Search This Blog

Thursday, July 17, 2014

Strangling vines, thuggery, and the Raj


It was yet another unexpected outcome of visiting the Wellington Public Library.

The library's website, that is.

Being immersed deeply in the India that Eleanor, wife of Captain Reid of the East Indies ship Friendship, found in September 1800, I am reading anything pertinent to Calcutta of her period. So, my search of the library catalogue simply asked for books on the subject of the East India Company.

And for some strange reason a novel came up.  A first novel by non-fiction writer, M. J. Carter.

Did I want to read it?

Here is the annotation on the library website.

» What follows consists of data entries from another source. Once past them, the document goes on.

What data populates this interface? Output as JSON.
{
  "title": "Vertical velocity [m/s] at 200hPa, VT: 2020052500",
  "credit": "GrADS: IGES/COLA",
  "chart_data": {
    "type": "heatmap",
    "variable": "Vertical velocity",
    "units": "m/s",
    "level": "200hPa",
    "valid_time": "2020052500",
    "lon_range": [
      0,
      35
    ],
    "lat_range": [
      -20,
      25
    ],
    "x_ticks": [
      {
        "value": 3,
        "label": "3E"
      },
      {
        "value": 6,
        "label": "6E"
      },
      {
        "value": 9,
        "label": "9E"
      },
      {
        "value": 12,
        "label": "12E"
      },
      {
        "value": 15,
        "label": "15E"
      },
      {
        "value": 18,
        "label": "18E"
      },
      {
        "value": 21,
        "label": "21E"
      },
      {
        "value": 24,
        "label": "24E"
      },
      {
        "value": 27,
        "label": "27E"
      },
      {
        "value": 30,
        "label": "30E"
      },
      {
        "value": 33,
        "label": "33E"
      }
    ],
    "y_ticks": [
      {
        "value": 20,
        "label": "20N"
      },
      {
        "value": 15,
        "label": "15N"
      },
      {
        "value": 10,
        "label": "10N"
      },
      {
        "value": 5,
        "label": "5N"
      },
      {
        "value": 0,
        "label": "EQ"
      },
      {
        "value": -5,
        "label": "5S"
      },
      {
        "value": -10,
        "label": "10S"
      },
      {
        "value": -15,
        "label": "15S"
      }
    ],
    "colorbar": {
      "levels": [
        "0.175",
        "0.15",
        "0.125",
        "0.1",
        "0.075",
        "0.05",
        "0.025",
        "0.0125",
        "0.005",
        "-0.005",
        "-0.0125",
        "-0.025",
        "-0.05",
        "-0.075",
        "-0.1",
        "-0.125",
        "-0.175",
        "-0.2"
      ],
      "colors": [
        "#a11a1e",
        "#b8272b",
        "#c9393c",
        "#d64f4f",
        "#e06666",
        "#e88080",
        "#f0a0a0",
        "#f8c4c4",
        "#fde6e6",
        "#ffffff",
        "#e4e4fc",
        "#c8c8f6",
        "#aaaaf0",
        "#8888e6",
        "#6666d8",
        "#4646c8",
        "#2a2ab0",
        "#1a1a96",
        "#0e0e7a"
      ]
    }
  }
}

'M.J. Carter has cooked up a spicy dish: a pinch of Moonstone, a dash of Sherlock and a soupçon of Fu Manchu added to a rich stew of John Masters. A splendid romp and just the job for a cold winter's evening in front of a blazing fire' William Dalrymple Calcutta 1837. 

The East India Company rules India - or most of it; and its most notorious and celebrated son, Xavier Mountstuart, has gone missing.William Avery, a down-at-heel junior officer in the Company's army, is sent to find him, in the unlikely company of the enigmatic and uncouth Jeremiah Blake. A more mismatched duo couldn't be imagined, but they must bury their differences as they are caught up in a search that turns up too many unanswered questions and seems bound to end in failure.What was it that so captivated Mountstuart about the Thugs, the murderous sect of Kali-worshippers who strangle innocent travellers by the roadside? Who is Jeremiah Blake and can he be trusted? And why is the whole enterprise shrouded in such secrecy?
I imagine that this is the publisher's blurb.  Who, I wonder, is William Dalrymple?  A descendant of the East India Company hydrographer who did his best to sink Captain James Cook's career?  That, and the over-the-top blurb almost dissuaded me, but the book, I found, was in the local branch library, so next trip into the village, I took it out.

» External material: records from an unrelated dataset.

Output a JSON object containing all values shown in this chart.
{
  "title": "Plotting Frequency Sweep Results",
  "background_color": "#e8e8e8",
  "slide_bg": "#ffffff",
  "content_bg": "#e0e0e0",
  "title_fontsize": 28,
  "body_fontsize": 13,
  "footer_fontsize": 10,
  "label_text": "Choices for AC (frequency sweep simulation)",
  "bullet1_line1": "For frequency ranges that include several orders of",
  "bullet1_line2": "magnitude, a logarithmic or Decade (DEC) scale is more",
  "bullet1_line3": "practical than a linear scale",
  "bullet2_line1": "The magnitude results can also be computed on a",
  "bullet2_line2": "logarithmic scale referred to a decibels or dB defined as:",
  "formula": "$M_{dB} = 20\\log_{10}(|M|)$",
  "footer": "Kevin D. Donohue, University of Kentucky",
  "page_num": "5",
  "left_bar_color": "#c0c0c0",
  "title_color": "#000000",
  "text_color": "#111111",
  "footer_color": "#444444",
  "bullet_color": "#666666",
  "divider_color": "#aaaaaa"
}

And I am very pleased that I did.  The blurb does the writer a grave disservice.  Instead of comparing her to old detective story writers, I would liken her to the Indian novelist who made the Booker shortlist with Sea of Poppies, Amitav Ghosh.  The characters are as alive, and the writing as harshly brilliant.  There is the same vividness, the sense of being there, in that place and at that time.

In the story, a silly young officer, William Avery, is coerced into agreeing to head upriver from Calcutta in search of a mad poet he greatly admires, Xavier Mountstuart. His companion is to be a European fakir, Jeremiah Blake, and they are to be escorted by two Indians.  On the eve of their departure, Avery's best friend is murdered, and his reputation disgraced.  Therein lies the only mystery.  This is NOT a detective novel.

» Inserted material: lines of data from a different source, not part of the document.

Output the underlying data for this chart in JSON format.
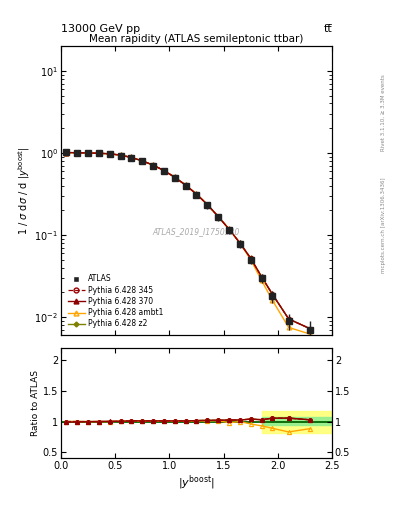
{
  "title_top": "13000 GeV pp",
  "title_top_right": "tt̅",
  "main_title": "Mean rapidity (ATLAS semileptonic ttbar)",
  "watermark": "ATLAS_2019_I1750330",
  "right_label_top": "Rivet 3.1.10, ≥ 3.3M events",
  "right_label_bot": "mcplots.cern.ch [arXiv:1306.3436]",
  "ylabel_main": "1 / σ dσ / d |y$^{boost}$|",
  "ylabel_ratio": "Ratio to ATLAS",
  "xlabel": "|y$^{boost}$|",
  "xlim": [
    0,
    2.5
  ],
  "ylim_main": [
    0.006,
    20
  ],
  "ylim_ratio": [
    0.4,
    2.2
  ],
  "atlas_x": [
    0.05,
    0.15,
    0.25,
    0.35,
    0.45,
    0.55,
    0.65,
    0.75,
    0.85,
    0.95,
    1.05,
    1.15,
    1.25,
    1.35,
    1.45,
    1.55,
    1.65,
    1.75,
    1.85,
    1.95,
    2.1,
    2.3
  ],
  "atlas_y": [
    1.02,
    1.01,
    1.0,
    0.99,
    0.97,
    0.93,
    0.87,
    0.79,
    0.7,
    0.6,
    0.5,
    0.4,
    0.31,
    0.23,
    0.165,
    0.115,
    0.078,
    0.05,
    0.03,
    0.018,
    0.009,
    0.007
  ],
  "atlas_yerr": [
    0.04,
    0.03,
    0.03,
    0.03,
    0.03,
    0.03,
    0.03,
    0.03,
    0.03,
    0.03,
    0.03,
    0.03,
    0.025,
    0.02,
    0.015,
    0.012,
    0.009,
    0.006,
    0.004,
    0.003,
    0.002,
    0.002
  ],
  "py345_x": [
    0.05,
    0.15,
    0.25,
    0.35,
    0.45,
    0.55,
    0.65,
    0.75,
    0.85,
    0.95,
    1.05,
    1.15,
    1.25,
    1.35,
    1.45,
    1.55,
    1.65,
    1.75,
    1.85,
    1.95,
    2.1,
    2.3
  ],
  "py345_y": [
    1.01,
    1.005,
    0.998,
    0.99,
    0.975,
    0.94,
    0.88,
    0.8,
    0.71,
    0.61,
    0.505,
    0.405,
    0.315,
    0.235,
    0.168,
    0.118,
    0.08,
    0.052,
    0.031,
    0.019,
    0.0095,
    0.0072
  ],
  "py370_x": [
    0.05,
    0.15,
    0.25,
    0.35,
    0.45,
    0.55,
    0.65,
    0.75,
    0.85,
    0.95,
    1.05,
    1.15,
    1.25,
    1.35,
    1.45,
    1.55,
    1.65,
    1.75,
    1.85,
    1.95,
    2.1,
    2.3
  ],
  "py370_y": [
    1.01,
    1.005,
    0.998,
    0.99,
    0.975,
    0.94,
    0.88,
    0.8,
    0.71,
    0.61,
    0.505,
    0.405,
    0.315,
    0.235,
    0.168,
    0.118,
    0.08,
    0.052,
    0.031,
    0.019,
    0.0095,
    0.0072
  ],
  "pyambt1_x": [
    0.05,
    0.15,
    0.25,
    0.35,
    0.45,
    0.55,
    0.65,
    0.75,
    0.85,
    0.95,
    1.05,
    1.15,
    1.25,
    1.35,
    1.45,
    1.55,
    1.65,
    1.75,
    1.85,
    1.95,
    2.1,
    2.3
  ],
  "pyambt1_y": [
    1.01,
    1.005,
    0.998,
    0.99,
    0.975,
    0.94,
    0.88,
    0.8,
    0.71,
    0.61,
    0.505,
    0.405,
    0.315,
    0.235,
    0.168,
    0.118,
    0.08,
    0.05,
    0.028,
    0.016,
    0.0075,
    0.0062
  ],
  "pyz2_x": [
    0.05,
    0.15,
    0.25,
    0.35,
    0.45,
    0.55,
    0.65,
    0.75,
    0.85,
    0.95,
    1.05,
    1.15,
    1.25,
    1.35,
    1.45,
    1.55,
    1.65,
    1.75,
    1.85,
    1.95,
    2.1,
    2.3
  ],
  "pyz2_y": [
    1.01,
    1.005,
    0.998,
    0.99,
    0.975,
    0.94,
    0.88,
    0.8,
    0.71,
    0.61,
    0.505,
    0.405,
    0.315,
    0.235,
    0.168,
    0.118,
    0.08,
    0.052,
    0.031,
    0.019,
    0.0095,
    0.0072
  ],
  "ratio_py345": [
    1.0,
    1.0,
    1.0,
    1.0,
    1.0,
    1.005,
    1.01,
    1.01,
    1.01,
    1.01,
    1.01,
    1.01,
    1.015,
    1.02,
    1.02,
    1.025,
    1.025,
    1.04,
    1.03,
    1.055,
    1.055,
    1.028
  ],
  "ratio_py370": [
    0.99,
    0.995,
    0.998,
    1.0,
    1.005,
    1.005,
    1.01,
    1.01,
    1.01,
    1.01,
    1.01,
    1.01,
    1.015,
    1.02,
    1.02,
    1.025,
    1.025,
    1.04,
    1.03,
    1.055,
    1.055,
    1.028
  ],
  "ratio_pyambt1": [
    1.0,
    1.0,
    0.999,
    1.0,
    1.0,
    1.005,
    1.005,
    1.005,
    1.005,
    1.005,
    1.005,
    1.005,
    1.01,
    1.01,
    1.015,
    0.98,
    1.0,
    0.96,
    0.93,
    0.89,
    0.83,
    0.885
  ],
  "ratio_pyz2": [
    1.0,
    1.0,
    1.0,
    1.0,
    1.0,
    1.005,
    1.01,
    1.01,
    1.01,
    1.01,
    1.01,
    1.01,
    1.015,
    1.02,
    1.02,
    1.025,
    1.025,
    1.04,
    1.03,
    1.055,
    1.06,
    1.028
  ],
  "green_band_xstart": 1.85,
  "green_band_ylo": 0.95,
  "green_band_yhi": 1.07,
  "yellow_band_ylo": 0.82,
  "yellow_band_yhi": 1.18,
  "color_atlas": "#222222",
  "color_py345": "#9B0000",
  "color_py370": "#8B0000",
  "color_pyambt1": "#FFA500",
  "color_pyz2": "#808000",
  "color_green_band": "#90EE90",
  "color_yellow_band": "#FFFF77"
}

Instead, it is a fascinating picaresque, with the mission of questioning the reader's acceptance of the myth (or maybe not a myth) of thuggery -- thugs being members of a sect who worship the warlike Kali, and waylay innocent travelers to murder them in the goddess's name.

When I returned the book today, I recommended it to the librarian, who said, "Is it violent?"

My answer was no.  This is a book that you could read alone in the house at night.  But it is also one that will leave you thinking deeply about India and the Raj, and whether our mental pictures of the Orient in the nineteenth century are, in fact, correct.